Three weeks after an elderly SAD 60 school bus driver missed a Lebanon stop sign and collided with another vehicle, and three days after another elderly woman driver from Acton crashed into a Shapleigh restaurant, the issue of aging drivers has again resurfaced, but studies and statistics say not to worry because elderly drivers are among the safest.

In fact, both SAD 60, which covers schools in Lebanon, Berwick and North Berwick; and SAU 64, which covers Milton and Wakefield, have no maximum age cutoff on school bus drivers.

"It used to be that if they were over either 70 or 72, they were required to do "pretrip" and driving skills tests each year, but then it was considered to be age discrimination, so they (New Hampshire) discontinued that," said SAU 64 transportation director Tim Eldridge on Tuesday. "Now it's up to the (bus provider) company."

In fact aging drivers pose a conundrum for safety officials, because of a dichotomy of sorts.

Because seniors tend to wear seat belts, observe the speed limit, and don't drink and drive, elderly driver crash rates continue to drop, however older drivers - due to factors like worsening vision, hearing and medical conditions - are more likely to be injured or killed in crashes that are often more serious than middle aged drivers.

Thankfully in the two crashes noted above neither woman nor anyone else involved in the two accidents were seriously injured.

The accident involving the school bus occurred on March 7 when a Lebanon man was slightly injured when the school bus carrying one student and their adult assistant collided with his vehicle after the bus failed to stop at a Center Road stop sign, police say.
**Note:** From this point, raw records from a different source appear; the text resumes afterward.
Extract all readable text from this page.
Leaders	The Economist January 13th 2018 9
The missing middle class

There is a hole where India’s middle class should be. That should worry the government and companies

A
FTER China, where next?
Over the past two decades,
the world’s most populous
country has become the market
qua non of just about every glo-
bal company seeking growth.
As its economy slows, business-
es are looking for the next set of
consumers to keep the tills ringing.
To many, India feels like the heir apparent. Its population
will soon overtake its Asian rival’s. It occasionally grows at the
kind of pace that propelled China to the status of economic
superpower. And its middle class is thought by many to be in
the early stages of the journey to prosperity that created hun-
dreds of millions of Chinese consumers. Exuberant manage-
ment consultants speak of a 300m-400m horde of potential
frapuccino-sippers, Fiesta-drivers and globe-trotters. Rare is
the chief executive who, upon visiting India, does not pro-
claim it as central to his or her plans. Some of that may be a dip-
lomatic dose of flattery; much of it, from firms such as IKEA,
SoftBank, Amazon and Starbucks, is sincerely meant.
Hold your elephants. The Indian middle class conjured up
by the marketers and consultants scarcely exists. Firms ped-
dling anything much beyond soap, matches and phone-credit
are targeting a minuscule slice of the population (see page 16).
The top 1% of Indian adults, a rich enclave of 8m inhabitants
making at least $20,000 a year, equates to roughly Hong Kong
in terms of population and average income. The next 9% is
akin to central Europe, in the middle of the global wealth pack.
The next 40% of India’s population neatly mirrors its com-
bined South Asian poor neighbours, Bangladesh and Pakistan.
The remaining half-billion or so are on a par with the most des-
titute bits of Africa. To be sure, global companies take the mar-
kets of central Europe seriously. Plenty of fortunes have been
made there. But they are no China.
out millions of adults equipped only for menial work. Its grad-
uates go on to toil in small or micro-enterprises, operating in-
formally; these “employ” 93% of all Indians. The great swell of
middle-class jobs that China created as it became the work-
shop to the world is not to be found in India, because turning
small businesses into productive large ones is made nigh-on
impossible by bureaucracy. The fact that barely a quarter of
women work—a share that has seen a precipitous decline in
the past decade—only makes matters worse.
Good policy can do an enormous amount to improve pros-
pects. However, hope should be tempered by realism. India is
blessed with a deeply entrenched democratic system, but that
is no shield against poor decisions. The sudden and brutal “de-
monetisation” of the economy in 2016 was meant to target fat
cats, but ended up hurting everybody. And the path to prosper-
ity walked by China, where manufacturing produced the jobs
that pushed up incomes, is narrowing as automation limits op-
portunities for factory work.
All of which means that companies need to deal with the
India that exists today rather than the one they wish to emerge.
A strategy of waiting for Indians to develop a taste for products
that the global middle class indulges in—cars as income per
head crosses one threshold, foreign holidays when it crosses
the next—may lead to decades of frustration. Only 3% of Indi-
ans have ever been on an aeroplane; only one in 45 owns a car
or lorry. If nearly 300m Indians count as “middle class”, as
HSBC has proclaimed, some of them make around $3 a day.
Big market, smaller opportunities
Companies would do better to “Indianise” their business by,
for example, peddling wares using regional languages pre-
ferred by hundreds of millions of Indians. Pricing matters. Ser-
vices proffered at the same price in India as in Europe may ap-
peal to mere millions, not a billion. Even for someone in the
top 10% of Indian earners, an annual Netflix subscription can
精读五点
All three on the bus were unhurt.

Maine State Police Trooper John Darcy said the bus driver, who is from Lebanon, did not come to a complete stop at the intersection and drove into the path of the car.

The school bus driver, however, was not cited.

Meanwhile, Eldridge said he has complete confidence in all the bus drivers employed by SAU 64, the oldest of whom is 83.

Darcy was not immediately available for comment on this report, while SAD School Superintendent Steven Connolly did not return several calls for comment.